Inflammatory biomarkers and progression of diabetic retinopathy in African Americans with type 1 diabetes

• Published in: Investigative ophthalmology & visual science Vol. 54; no. 8; pp. 5471 - 5480
• Main Authors: Roy, Monique S, Janal, Malvin N, Crosby, Juan, Donnelly, Robert
• Format: Journal Article
• Language: English
• Published: United States The Association for Research in Vision and Ophthalmology 13.08.2013
• Subjects: Adult; African Americans; Biomarkers - blood; Diabetes Mellitus, Type 1 - blood; Diabetes Mellitus, Type 1 - complications; Diabetes Mellitus, Type 1 - ethnology; Diabetic Retinopathy - blood; Diabetic Retinopathy - ethnology; Diabetic Retinopathy - etiology; Disease Progression; Humans; Incidence; Inflammation - blood; Inflammation - complications; Inflammation - ethnology; Male; Prognosis; Retrospective Studies; United States - epidemiology; Young Adult; United States; African Americans; diabetic retinopathy; inflammation; incidence; biomarkers
• ISSN: 1552-5783; 0146-0404; 1552-5783
• DOI: 10.1167/iovs.13-12212

We examined whether baseline plasma levels of markers of inflammation and endothelial dysfunction are associated with the incidence of diabetic retinopathy (DR) in African Americans with type 1 insulin-dependent diabetes mellitus (T1DM).
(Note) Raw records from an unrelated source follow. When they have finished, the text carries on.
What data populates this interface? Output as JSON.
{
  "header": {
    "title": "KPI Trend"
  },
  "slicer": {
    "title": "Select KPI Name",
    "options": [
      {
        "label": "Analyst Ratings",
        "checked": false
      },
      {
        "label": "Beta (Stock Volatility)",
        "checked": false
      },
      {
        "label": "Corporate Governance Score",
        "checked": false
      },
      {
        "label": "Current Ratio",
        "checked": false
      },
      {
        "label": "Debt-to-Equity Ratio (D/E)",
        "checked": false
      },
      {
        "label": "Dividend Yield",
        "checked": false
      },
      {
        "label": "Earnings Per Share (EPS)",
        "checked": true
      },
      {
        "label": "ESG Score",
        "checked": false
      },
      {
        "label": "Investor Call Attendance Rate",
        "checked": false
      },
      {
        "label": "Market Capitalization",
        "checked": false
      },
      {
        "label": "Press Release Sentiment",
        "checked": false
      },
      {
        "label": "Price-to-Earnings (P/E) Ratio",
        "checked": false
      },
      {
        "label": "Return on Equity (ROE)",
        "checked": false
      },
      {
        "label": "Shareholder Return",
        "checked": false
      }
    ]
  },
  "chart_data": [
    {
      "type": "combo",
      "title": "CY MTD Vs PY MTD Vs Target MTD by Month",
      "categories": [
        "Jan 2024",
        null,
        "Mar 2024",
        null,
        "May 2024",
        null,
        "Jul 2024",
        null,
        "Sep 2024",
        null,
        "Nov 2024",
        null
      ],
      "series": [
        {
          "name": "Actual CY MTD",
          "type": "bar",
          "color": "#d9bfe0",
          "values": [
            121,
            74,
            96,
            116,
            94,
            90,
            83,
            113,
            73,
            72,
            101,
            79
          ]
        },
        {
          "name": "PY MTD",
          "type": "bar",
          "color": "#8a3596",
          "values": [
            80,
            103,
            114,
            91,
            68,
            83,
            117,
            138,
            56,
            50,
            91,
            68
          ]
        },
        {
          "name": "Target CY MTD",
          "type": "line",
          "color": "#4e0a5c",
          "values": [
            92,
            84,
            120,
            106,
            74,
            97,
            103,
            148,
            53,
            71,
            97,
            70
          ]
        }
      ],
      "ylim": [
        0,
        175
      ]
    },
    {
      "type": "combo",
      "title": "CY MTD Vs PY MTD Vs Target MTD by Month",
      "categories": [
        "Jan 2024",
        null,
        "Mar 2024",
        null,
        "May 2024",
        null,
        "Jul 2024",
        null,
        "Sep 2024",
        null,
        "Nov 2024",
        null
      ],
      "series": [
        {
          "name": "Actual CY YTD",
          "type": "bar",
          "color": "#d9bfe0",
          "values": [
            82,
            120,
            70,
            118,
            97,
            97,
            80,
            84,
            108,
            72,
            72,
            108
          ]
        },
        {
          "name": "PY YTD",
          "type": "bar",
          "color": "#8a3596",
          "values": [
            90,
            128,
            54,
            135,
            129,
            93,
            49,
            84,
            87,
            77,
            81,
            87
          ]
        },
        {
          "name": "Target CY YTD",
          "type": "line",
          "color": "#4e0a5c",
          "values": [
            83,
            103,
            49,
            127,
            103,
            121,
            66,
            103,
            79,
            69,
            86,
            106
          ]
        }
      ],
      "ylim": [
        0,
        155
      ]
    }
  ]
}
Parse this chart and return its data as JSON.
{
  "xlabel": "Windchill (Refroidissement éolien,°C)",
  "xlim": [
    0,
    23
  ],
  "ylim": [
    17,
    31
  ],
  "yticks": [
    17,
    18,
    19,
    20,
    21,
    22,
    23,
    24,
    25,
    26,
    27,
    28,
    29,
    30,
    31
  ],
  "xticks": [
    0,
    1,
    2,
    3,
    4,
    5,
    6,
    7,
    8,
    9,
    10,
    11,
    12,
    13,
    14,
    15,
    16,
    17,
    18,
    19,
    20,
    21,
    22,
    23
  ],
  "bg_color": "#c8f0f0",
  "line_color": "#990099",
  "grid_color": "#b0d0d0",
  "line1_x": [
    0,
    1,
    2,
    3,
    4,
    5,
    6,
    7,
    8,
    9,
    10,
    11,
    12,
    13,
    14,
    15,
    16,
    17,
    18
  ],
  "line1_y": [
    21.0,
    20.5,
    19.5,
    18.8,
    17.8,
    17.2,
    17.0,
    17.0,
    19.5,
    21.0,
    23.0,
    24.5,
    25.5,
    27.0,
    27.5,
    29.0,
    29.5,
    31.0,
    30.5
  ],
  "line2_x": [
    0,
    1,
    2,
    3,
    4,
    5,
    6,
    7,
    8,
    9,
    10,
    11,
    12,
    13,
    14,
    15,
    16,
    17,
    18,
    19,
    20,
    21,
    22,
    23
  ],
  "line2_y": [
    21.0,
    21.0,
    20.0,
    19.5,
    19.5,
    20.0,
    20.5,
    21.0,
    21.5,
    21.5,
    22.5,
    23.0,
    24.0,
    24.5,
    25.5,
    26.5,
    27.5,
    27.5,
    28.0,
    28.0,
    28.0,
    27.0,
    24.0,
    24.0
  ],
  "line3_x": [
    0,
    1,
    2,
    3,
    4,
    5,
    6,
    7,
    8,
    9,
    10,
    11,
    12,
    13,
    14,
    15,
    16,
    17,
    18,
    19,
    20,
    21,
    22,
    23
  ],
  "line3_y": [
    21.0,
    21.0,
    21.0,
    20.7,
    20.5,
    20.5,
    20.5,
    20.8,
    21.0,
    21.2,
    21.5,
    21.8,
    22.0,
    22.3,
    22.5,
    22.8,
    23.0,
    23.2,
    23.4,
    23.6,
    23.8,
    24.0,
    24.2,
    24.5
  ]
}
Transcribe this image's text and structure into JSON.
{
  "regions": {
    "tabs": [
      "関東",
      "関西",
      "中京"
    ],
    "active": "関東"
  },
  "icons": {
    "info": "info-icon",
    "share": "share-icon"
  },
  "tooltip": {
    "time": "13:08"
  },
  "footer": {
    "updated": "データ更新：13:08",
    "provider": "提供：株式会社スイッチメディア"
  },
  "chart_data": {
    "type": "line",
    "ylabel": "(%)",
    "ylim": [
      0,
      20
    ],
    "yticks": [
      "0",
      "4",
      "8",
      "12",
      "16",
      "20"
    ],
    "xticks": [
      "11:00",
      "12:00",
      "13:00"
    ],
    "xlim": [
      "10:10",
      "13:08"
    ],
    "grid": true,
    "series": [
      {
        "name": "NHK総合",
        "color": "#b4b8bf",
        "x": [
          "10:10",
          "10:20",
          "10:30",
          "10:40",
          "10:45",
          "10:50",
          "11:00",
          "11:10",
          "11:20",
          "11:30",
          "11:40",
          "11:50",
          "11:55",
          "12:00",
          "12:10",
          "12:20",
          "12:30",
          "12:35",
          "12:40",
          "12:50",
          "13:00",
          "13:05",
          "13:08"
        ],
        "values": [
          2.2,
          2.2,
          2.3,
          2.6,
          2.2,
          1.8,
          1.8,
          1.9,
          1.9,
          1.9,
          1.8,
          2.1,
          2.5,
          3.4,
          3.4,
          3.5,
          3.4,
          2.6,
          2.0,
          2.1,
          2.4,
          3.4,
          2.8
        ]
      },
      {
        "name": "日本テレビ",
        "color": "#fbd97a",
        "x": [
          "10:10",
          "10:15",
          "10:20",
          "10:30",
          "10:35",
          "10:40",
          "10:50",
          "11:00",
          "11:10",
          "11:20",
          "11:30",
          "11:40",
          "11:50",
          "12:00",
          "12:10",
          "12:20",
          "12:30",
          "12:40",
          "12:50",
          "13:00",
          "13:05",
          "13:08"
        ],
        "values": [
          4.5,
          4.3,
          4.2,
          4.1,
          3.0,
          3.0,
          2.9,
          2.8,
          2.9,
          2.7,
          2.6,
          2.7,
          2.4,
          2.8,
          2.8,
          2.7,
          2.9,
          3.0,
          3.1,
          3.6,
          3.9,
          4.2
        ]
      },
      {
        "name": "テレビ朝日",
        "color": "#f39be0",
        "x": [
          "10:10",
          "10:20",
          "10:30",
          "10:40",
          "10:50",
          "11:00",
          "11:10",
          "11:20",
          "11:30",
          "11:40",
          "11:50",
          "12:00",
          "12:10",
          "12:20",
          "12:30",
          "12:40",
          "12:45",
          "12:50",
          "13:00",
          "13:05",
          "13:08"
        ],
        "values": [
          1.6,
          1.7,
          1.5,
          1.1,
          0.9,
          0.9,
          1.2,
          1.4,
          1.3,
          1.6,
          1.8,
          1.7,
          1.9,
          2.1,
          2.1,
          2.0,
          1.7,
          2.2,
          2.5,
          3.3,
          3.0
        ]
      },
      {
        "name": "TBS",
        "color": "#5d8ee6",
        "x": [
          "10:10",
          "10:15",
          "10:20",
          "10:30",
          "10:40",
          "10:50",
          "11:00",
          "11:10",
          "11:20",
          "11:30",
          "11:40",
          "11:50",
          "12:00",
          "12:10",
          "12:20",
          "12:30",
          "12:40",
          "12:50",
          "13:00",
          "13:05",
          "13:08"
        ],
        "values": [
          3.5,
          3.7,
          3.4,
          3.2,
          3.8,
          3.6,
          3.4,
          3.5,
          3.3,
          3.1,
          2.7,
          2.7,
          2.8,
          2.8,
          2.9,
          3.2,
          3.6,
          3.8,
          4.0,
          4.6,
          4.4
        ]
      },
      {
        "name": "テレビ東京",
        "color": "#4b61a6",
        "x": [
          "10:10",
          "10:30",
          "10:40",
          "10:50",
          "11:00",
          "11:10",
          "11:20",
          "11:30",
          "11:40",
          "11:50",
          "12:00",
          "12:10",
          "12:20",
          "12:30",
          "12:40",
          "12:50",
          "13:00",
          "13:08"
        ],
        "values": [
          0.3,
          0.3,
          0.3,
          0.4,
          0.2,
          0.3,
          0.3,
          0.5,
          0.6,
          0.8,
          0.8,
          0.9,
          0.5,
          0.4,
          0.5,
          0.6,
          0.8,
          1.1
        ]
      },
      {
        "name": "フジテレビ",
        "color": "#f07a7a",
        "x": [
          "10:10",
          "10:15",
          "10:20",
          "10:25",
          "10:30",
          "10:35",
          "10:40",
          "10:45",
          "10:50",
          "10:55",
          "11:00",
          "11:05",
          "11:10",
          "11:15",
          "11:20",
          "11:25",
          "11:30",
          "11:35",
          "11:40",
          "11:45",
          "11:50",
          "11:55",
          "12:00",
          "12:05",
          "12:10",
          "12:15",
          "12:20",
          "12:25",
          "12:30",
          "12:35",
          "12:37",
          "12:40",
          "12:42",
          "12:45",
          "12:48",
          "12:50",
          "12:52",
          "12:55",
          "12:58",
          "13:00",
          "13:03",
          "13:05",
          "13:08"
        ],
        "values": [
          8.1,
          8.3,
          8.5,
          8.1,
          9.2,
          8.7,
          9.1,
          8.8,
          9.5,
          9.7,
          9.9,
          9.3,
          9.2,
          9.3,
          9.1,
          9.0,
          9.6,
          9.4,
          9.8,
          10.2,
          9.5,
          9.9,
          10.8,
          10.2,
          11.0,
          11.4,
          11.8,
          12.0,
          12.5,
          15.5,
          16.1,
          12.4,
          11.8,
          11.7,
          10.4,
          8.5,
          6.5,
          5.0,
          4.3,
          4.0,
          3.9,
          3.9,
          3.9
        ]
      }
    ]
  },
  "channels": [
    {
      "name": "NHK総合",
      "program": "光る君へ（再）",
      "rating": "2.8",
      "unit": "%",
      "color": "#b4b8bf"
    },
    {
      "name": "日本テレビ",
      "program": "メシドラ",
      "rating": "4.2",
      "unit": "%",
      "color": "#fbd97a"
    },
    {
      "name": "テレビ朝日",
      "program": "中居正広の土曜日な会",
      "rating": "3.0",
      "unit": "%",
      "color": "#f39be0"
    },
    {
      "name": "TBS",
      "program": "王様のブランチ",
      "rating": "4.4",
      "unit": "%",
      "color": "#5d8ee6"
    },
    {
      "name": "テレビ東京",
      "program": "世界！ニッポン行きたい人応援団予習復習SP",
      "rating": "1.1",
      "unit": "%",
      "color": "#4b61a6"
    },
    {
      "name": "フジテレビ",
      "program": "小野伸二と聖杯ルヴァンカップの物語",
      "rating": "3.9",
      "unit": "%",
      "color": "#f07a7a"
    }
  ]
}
At baseline and follow-up examinations, detailed ocular examination, structured clinical interview, venous blood specimens, and masked grading of seven standard field retinal photographs were obtained. Baseline plasma levels of 28 inflammatory biomarkers, measured using multiplex bead analysis system, were measured in the participants. After adjusting for age, glycemic control, and other potential confounders, baseline plasma levels of E-selectin were associated significantly with progression of DR, E-selectin and tumor necrosis factor-α (TNF-α) levels with incidence of proliferative DR (PDR), and soluble intercellular adhesion molecule-1 (sICAM-1) and TNF-α levels with incidence of macular edema (ME). In African Americans with T1DM, inflammation and endothelial dysfunction precede the development of DR, thus supporting the notion that inflammation may influence progression/incidence of disease.